I am often guilty of dwelling on the past. I'm sure it's been noted by anyone who reads this due to my pathetic, reminiscent ramblings lately. Rather than being grateful for the moment I'm experiencing and appreciating it's goodness at the time it's occurring, I wait for about 3-7 years and reflect back in desperation to return to the days I was skinny(ish) or when Jordan and I were first dating or when I would spend nearly every day hiking the beautiful canyons surrounding Salt Lake or when I was a "straight A" student or when I fillintheblank.
I've had a revelation, though:
I am not that 16-year-old high school girl anymore.
Really though, it is. I am seeing how I have evolved. My beliefs and outlook on life have been altered, and with it, my goals, my experiences, my interests, my relationships, and ultimately, who I am and who I want to become.
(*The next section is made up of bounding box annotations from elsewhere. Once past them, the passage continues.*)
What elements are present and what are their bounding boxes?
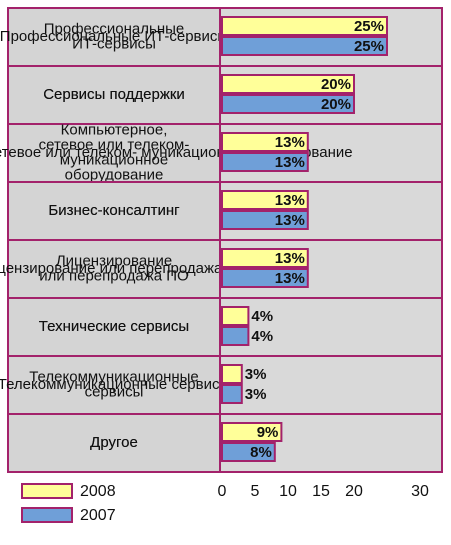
category-label: Бизнес-консалтингБизнес-консалтинг [48, 202, 180, 219]
bar [221, 422, 283, 442]
category-cell [7, 7, 221, 67]
bar [221, 442, 276, 462]
x-tick-label: 10 [279, 483, 297, 500]
category-cell [7, 65, 221, 125]
value-label: 8% [250, 444, 272, 461]
value-label: 13% [275, 192, 305, 209]
value-label: 20% [321, 96, 351, 113]
value-label: 13% [275, 134, 305, 151]
x-tick-label: 5 [251, 483, 260, 500]
bar [221, 210, 309, 230]
value-label: 20% [321, 76, 351, 93]
bar [221, 16, 388, 36]
bar [221, 94, 355, 114]
category-cell [7, 239, 221, 299]
bar [221, 268, 309, 288]
value-label: 4% [251, 308, 273, 325]
bar [221, 306, 250, 326]
bar [221, 36, 388, 56]
bar [221, 190, 309, 210]
category-label: Технические сервисыТехнические сервисы [39, 318, 189, 335]
value-label: 13% [275, 250, 305, 267]
category-cell [7, 413, 221, 473]
value-label: 13% [275, 154, 305, 171]
value-label: 3% [245, 386, 267, 403]
legend-label: 2008 [80, 483, 116, 500]
x-tick-label: 30 [411, 483, 429, 500]
value-label: 9% [257, 424, 279, 441]
category-cell [7, 297, 221, 357]
value-label: 25% [354, 38, 384, 55]
category-cell [7, 181, 221, 241]
value-label: 25% [354, 18, 384, 35]
bar [221, 152, 309, 172]
category-cell [7, 123, 221, 183]
value-label: 3% [245, 366, 267, 383]
category-label: ДругоеДругое [90, 434, 138, 451]
legend-swatch [21, 483, 73, 499]
bar [221, 364, 243, 384]
x-tick-label: 15 [312, 483, 330, 500]
bar [221, 74, 355, 94]
legend-label: 2007 [80, 507, 116, 524]
category-label: Сервисы поддержкиСервисы поддержки [43, 86, 185, 103]
value-label: 13% [275, 270, 305, 287]
value-label: 13% [275, 212, 305, 229]
x-tick-label: 20 [345, 483, 363, 500]
bar [221, 248, 309, 268]
value-label: 4% [251, 328, 273, 345]
bar [221, 132, 309, 152]
bar [221, 326, 250, 346]
legend-swatch [21, 507, 73, 523]
x-tick-label: 0 [218, 483, 227, 500]
category-cell [7, 355, 221, 415]
bar [221, 384, 243, 404]
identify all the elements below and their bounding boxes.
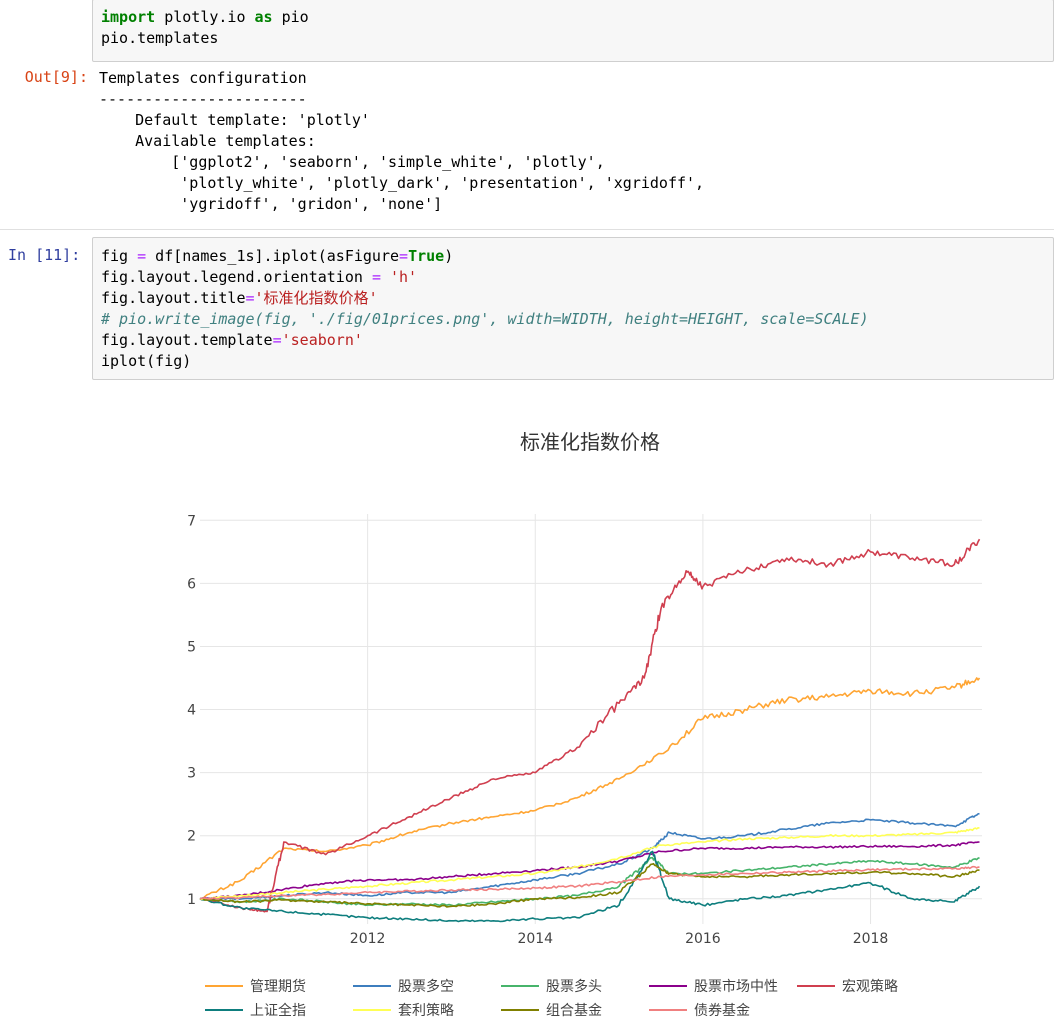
y-tick-label: 7 — [187, 513, 196, 529]
code-token: = — [371, 268, 381, 286]
output-line: Default template: 'plotly' — [99, 111, 370, 129]
series-line — [199, 841, 980, 900]
output-line: Templates configuration — [99, 69, 307, 87]
code-line: # pio.write_image(fig, './fig/01prices.p… — [101, 309, 1045, 330]
series-layer — [199, 538, 981, 923]
code-cell-1: import plotly.io as pio pio.templates — [0, 0, 1054, 62]
code-token: iplot(fig) — [101, 352, 192, 370]
code-line: fig = df[names_1s].iplot(asFigure=True) — [101, 246, 1045, 267]
code-token: pio — [272, 8, 309, 26]
code-line: import plotly.io as pio — [101, 7, 1045, 28]
legend-item[interactable]: 股票多空 — [353, 978, 454, 995]
y-tick-label: 2 — [187, 829, 196, 845]
x-tick-label: 2014 — [517, 931, 553, 947]
code-line: fig.layout.legend.orientation = 'h' — [101, 267, 1045, 288]
legend-label: 股票市场中性 — [694, 978, 778, 995]
code-line: iplot(fig) — [101, 351, 1045, 372]
code-token: 'h' — [390, 268, 418, 286]
legend-item[interactable]: 管理期货 — [205, 978, 306, 995]
out-prompt: Out[9]: — [24, 68, 88, 86]
code-line: fig.layout.template='seaborn' — [101, 330, 1045, 351]
output-line: Available templates: — [99, 132, 316, 150]
templates-output: Templates configuration -----------------… — [99, 68, 704, 215]
code-token: fig.layout.legend.orientation — [101, 268, 372, 286]
in-prompt: In [11]: — [8, 246, 81, 264]
axis-layer: 1 2 3 4 5 6 7 2012 2014 2016 2018 — [187, 513, 888, 947]
series-line — [199, 812, 980, 901]
series-line — [199, 850, 981, 923]
output-line: ----------------------- — [99, 90, 307, 108]
series-line — [199, 826, 980, 901]
code-input-11[interactable]: fig = df[names_1s].iplot(asFigure=True) f… — [92, 237, 1054, 380]
code-token: pio.templates — [101, 29, 219, 47]
y-tick-label: 6 — [187, 576, 196, 592]
code-token: = — [272, 331, 282, 349]
y-tick-label: 5 — [187, 639, 196, 655]
legend-item[interactable]: 宏观策略 — [797, 978, 898, 995]
cell-divider — [0, 229, 1054, 230]
series-line — [199, 862, 980, 908]
code-token — [381, 268, 390, 286]
code-token: ) — [444, 247, 454, 265]
y-tick-label: 1 — [187, 892, 196, 908]
legend-item[interactable]: 套利策略 — [353, 1002, 454, 1019]
grid-layer — [200, 514, 982, 924]
y-tick-label: 3 — [187, 766, 196, 782]
y-tick-label: 4 — [187, 703, 196, 719]
plotly-chart: 标准化指数价格 1 2 3 4 5 6 7 2012 2014 2016 2018 管理期货 股票多空… — [187, 430, 982, 1019]
legend-item[interactable]: 债券基金 — [649, 1002, 750, 1019]
legend-label: 上证全指 — [250, 1002, 306, 1019]
code-token: = — [245, 289, 255, 307]
series-line — [199, 856, 980, 907]
legend-label: 宏观策略 — [842, 978, 898, 995]
code-token: as — [254, 8, 273, 26]
code-token: # pio.write_image(fig, './fig/01prices.p… — [101, 310, 869, 328]
legend-item[interactable]: 股票多头 — [501, 978, 602, 995]
series-line — [199, 677, 981, 900]
code-token: 'seaborn' — [281, 331, 363, 349]
legend-item[interactable]: 组合基金 — [501, 1002, 602, 1019]
code-token: fig.layout.template — [101, 331, 273, 349]
legend-label: 套利策略 — [398, 1002, 454, 1019]
output-line: ['ggplot2', 'seaborn', 'simple_white', '… — [99, 153, 605, 171]
series-line — [199, 865, 980, 900]
output-cell-9: Out[9]: Templates configuration ---------… — [0, 66, 1054, 216]
code-token: '标准化指数价格' — [254, 289, 378, 307]
code-token: fig — [101, 247, 138, 265]
code-input-1[interactable]: import plotly.io as pio pio.templates — [92, 0, 1054, 62]
code-token: True — [408, 247, 445, 265]
code-token: import — [101, 8, 156, 26]
series-line — [199, 538, 981, 913]
legend-item[interactable]: 股票市场中性 — [649, 978, 778, 995]
code-line: fig.layout.title='标准化指数价格' — [101, 288, 1045, 309]
legend-label: 管理期货 — [250, 978, 306, 995]
code-token: = — [399, 247, 409, 265]
code-token: fig.layout.title — [101, 289, 246, 307]
legend-item[interactable]: 上证全指 — [205, 1002, 306, 1019]
code-line: pio.templates — [101, 28, 1045, 49]
code-token: df[names_1s].iplot(asFigure — [146, 247, 400, 265]
x-tick-label: 2016 — [685, 931, 721, 947]
code-token: = — [137, 247, 147, 265]
code-token: plotly.io — [155, 8, 255, 26]
code-cell-11: In [11]: fig = df[names_1s].iplot(asFigu… — [0, 237, 1054, 380]
output-line: 'ygridoff', 'gridon', 'none'] — [99, 195, 443, 213]
x-tick-label: 2012 — [350, 931, 386, 947]
output-line: 'plotly_white', 'plotly_dark', 'presenta… — [99, 174, 705, 192]
legend-label: 股票多头 — [546, 978, 602, 995]
legend-label: 股票多空 — [398, 978, 454, 995]
legend-label: 债券基金 — [694, 1002, 750, 1019]
chart-title: 标准化指数价格 — [520, 430, 660, 454]
legend-label: 组合基金 — [546, 1002, 602, 1019]
x-tick-label: 2018 — [853, 931, 889, 947]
Life wouldn't look the same even if I had failed to grow, to learn, to change . . . because everyone around me has done so. It has been difficult to realize and come to terms with the fact that my relationships have changed and will indeed never be the same. BUT, in the midst of mourning the loss of "the way things were," others have stepped in. Really stellar people that have blessed my life with needed lessons and answers . . .
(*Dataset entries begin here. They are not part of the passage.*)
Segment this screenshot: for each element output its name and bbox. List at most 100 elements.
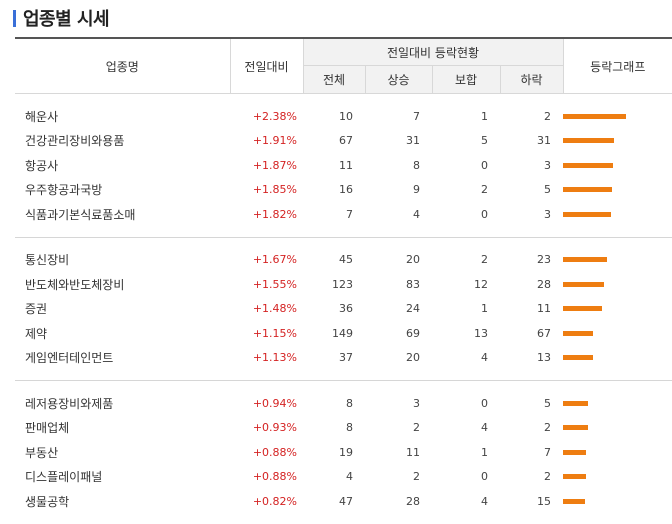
table-header: 업종명 전일대비 전일대비 등락현황 등락그래프 전체 상승 보합 하락 bbox=[15, 37, 672, 94]
down-count: 28 bbox=[537, 277, 552, 291]
spacer-cell bbox=[15, 381, 672, 391]
change-rate: +1.55% bbox=[252, 277, 297, 291]
up-count: 2 bbox=[413, 470, 420, 484]
table-row[interactable]: 반도체와반도체장비 +1.55% 123 83 12 28 bbox=[15, 272, 672, 297]
down-count: 11 bbox=[537, 302, 552, 316]
up-count: 83 bbox=[406, 277, 420, 291]
header-flat: 보합 bbox=[431, 65, 501, 94]
change-graph bbox=[563, 248, 672, 273]
group-spacer bbox=[15, 238, 672, 248]
change-bar bbox=[563, 306, 603, 312]
group-separator bbox=[15, 236, 672, 238]
sector-name-link[interactable]: 게임엔터테인먼트 bbox=[25, 351, 114, 366]
table-row[interactable]: 해운사 +2.38% 10 7 1 2 bbox=[15, 104, 672, 129]
table-row[interactable]: 항공사 +1.87% 11 8 0 3 bbox=[15, 153, 672, 178]
spacer-cell bbox=[15, 514, 672, 524]
table-row[interactable]: 우주항공과국방 +1.85% 16 9 2 5 bbox=[15, 178, 672, 203]
down-count: 2 bbox=[544, 421, 552, 435]
sector-price-table: 업종명 전일대비 전일대비 등락현황 등락그래프 전체 상승 보합 하락 해운사… bbox=[15, 37, 672, 524]
change-bar bbox=[563, 449, 587, 455]
header-name: 업종명 bbox=[15, 37, 231, 94]
group-spacer bbox=[15, 370, 672, 381]
change-graph bbox=[563, 297, 672, 322]
sector-name-link[interactable]: 제약 bbox=[25, 326, 48, 341]
change-bar bbox=[563, 355, 594, 361]
down-count: 13 bbox=[537, 351, 552, 365]
change-graph bbox=[563, 272, 672, 297]
down-count: 31 bbox=[537, 134, 552, 148]
sector-name-link[interactable]: 반도체와반도체장비 bbox=[25, 277, 125, 292]
table-body: 해운사 +2.38% 10 7 1 2 건강관리장비와용품 +1.91% 67 31 5 31 항공사 +… bbox=[15, 94, 672, 524]
flat-count: 1 bbox=[481, 109, 488, 123]
sector-name-link[interactable]: 부동산 bbox=[25, 445, 59, 460]
change-rate: +1.82% bbox=[252, 207, 297, 221]
flat-count: 13 bbox=[474, 326, 488, 340]
flat-count: 2 bbox=[481, 253, 488, 267]
change-graph bbox=[563, 346, 672, 371]
change-graph bbox=[563, 416, 672, 441]
up-count: 24 bbox=[406, 302, 420, 316]
total-count: 8 bbox=[346, 396, 353, 410]
down-count: 5 bbox=[544, 183, 552, 197]
sector-name-link[interactable]: 우주항공과국방 bbox=[25, 183, 103, 198]
total-count: 16 bbox=[339, 183, 353, 197]
total-count: 4 bbox=[346, 470, 353, 484]
sector-name-link[interactable]: 생물공학 bbox=[25, 494, 70, 509]
table-row[interactable]: 통신장비 +1.67% 45 20 2 23 bbox=[15, 248, 672, 273]
table-row[interactable]: 레저용장비와제품 +0.94% 8 3 0 5 bbox=[15, 391, 672, 416]
table-row[interactable]: 건강관리장비와용품 +1.91% 67 31 5 31 bbox=[15, 129, 672, 154]
up-count: 69 bbox=[406, 326, 420, 340]
table-row[interactable]: 증권 +1.48% 36 24 1 11 bbox=[15, 297, 672, 322]
group-spacer bbox=[15, 381, 672, 391]
change-graph bbox=[563, 178, 672, 203]
sector-name-link[interactable]: 항공사 bbox=[25, 158, 59, 173]
flat-count: 4 bbox=[481, 494, 488, 508]
table-row[interactable]: 부동산 +0.88% 19 11 1 7 bbox=[15, 440, 672, 465]
sector-name-link[interactable]: 증권 bbox=[25, 302, 48, 317]
header-up: 상승 bbox=[364, 65, 433, 94]
change-bar bbox=[563, 281, 605, 287]
flat-count: 4 bbox=[481, 421, 488, 435]
header-group: 전일대비 등락현황 bbox=[302, 37, 564, 66]
table-row[interactable]: 식품과기본식료품소매 +1.82% 7 4 0 3 bbox=[15, 202, 672, 227]
sector-name-link[interactable]: 건강관리장비와용품 bbox=[25, 134, 125, 149]
total-count: 11 bbox=[339, 158, 353, 172]
sector-name-link[interactable]: 해운사 bbox=[25, 109, 59, 124]
header-total: 전체 bbox=[302, 65, 366, 94]
change-bar bbox=[563, 400, 589, 406]
table-row[interactable]: 게임엔터테인먼트 +1.13% 37 20 4 13 bbox=[15, 346, 672, 371]
sector-name-link[interactable]: 통신장비 bbox=[25, 253, 70, 268]
flat-count: 0 bbox=[481, 158, 488, 172]
change-rate: +0.88% bbox=[252, 470, 297, 484]
table-row[interactable]: 디스플레이패널 +0.88% 4 2 0 2 bbox=[15, 465, 672, 490]
change-graph bbox=[563, 391, 672, 416]
change-bar bbox=[563, 138, 615, 144]
up-count: 4 bbox=[413, 207, 420, 221]
header-graph: 등락그래프 bbox=[562, 37, 672, 94]
table-row[interactable]: 판매업체 +0.93% 8 2 4 2 bbox=[15, 416, 672, 441]
change-rate: +1.91% bbox=[252, 134, 297, 148]
page-title: 업종별 시세 bbox=[23, 9, 110, 30]
down-count: 23 bbox=[537, 253, 552, 267]
total-count: 36 bbox=[339, 302, 353, 316]
change-rate: +2.38% bbox=[252, 109, 297, 123]
sector-name-link[interactable]: 판매업체 bbox=[25, 421, 70, 436]
down-count: 67 bbox=[537, 326, 552, 340]
sector-name-link[interactable]: 디스플레이패널 bbox=[25, 470, 103, 485]
flat-count: 4 bbox=[481, 351, 488, 365]
up-count: 31 bbox=[406, 134, 420, 148]
table-row[interactable]: 제약 +1.15% 149 69 13 67 bbox=[15, 321, 672, 346]
change-bar bbox=[563, 187, 613, 193]
change-rate: +0.82% bbox=[252, 494, 297, 508]
total-count: 10 bbox=[339, 109, 353, 123]
flat-count: 1 bbox=[481, 302, 488, 316]
total-count: 8 bbox=[346, 421, 353, 435]
up-count: 9 bbox=[413, 183, 420, 197]
sector-name-link[interactable]: 식품과기본식료품소매 bbox=[25, 207, 136, 222]
change-graph bbox=[563, 202, 672, 227]
table-row[interactable]: 생물공학 +0.82% 47 28 4 15 bbox=[15, 489, 672, 514]
down-count: 2 bbox=[544, 109, 552, 123]
change-bar bbox=[563, 113, 627, 119]
flat-count: 1 bbox=[481, 445, 488, 459]
sector-name-link[interactable]: 레저용장비와제품 bbox=[25, 396, 114, 411]
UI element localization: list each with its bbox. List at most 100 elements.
Essentially, my point is that even though it has been a rough road at times, and although life doesn't look anything like I had imagined or planned, I am so grateful for where my life has taken me, and the place I'm at now. I am finally learning how to take in each savory moment, and relish it for all that it's worth. I am blessed. Life is so good. I wouldn't change a thing. Except, you know, those extra pounds, of course.